Más allá, el líder de CC OO recordó que la renovación de los ERTE es «fundamental» para sectores como el turístico pero que solo con este mecanismo no van a resolver sus problemas: «Tenemos que buscar una solución más importante para estas situaciones», aseguró. En este sentido, el presidente de la CEOE, Antonio Garamendi, destacó que a partir de ahora hay que hablar de «otras medidas para que se reactive la economía», mientras que el presidente de Cepyme, Gerardo Cuerva, hizo referencia a que en otros países los ERTE solo son «una medida más» y que en España el Gobierno se puede lamentar en otoño o invierno de que «no hizo todo lo posible para salvar el tejido productivo y, por tanto, el empleo y la sociedad».

Uno de los puntos de acuerdo entre todas las partes ha sido el de mantener la cuantía de prestación extraordinaria de los trabajadores en ERTE en el 70% de la base reguladora, evitando que a partir del sexto mes ésta se reduzca al 50%. Yolanda Díaz mostró la «sensibilidad» del Gobierno para ello mientras que desde CC OO, Unai Sordo reivindicó la necesidad de afrontar cuanto antes la derogación de la reforma del desempleo de 2013 que llevó al recorte de esta cuantía a partir del sexto mes de ERTE. Según sus cálculos, el gasto para el Estado sería de 960 millones de euros anuales.
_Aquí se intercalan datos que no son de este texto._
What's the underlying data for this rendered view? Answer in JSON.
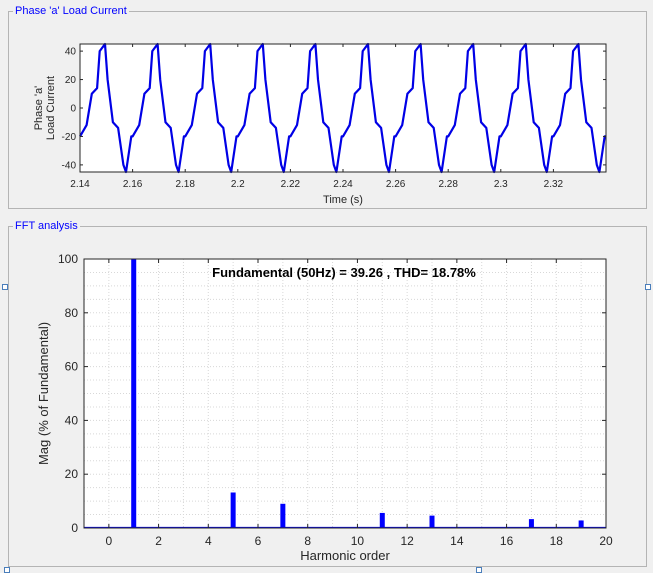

Y en cuanto a la 'sectorización' de los ERTE, el secretario general de UGT, Pepe Álvarez, pidió «dejar abierta la ventana» para que los supuestos que no estén recogidos puedan incorporarse. Unai Sordo explicó que la intención es mantenerlos en caso de rebrotes y que no se cierre por sectores ya que «un supermercado en Ibiza está en la misma situación que un hotel en Ibiza», puso de ejemplo. «La sectorialización de los ERTE de forma estricta no nos convence y hemos encontrado actitud receptiva en este punto», afirmó.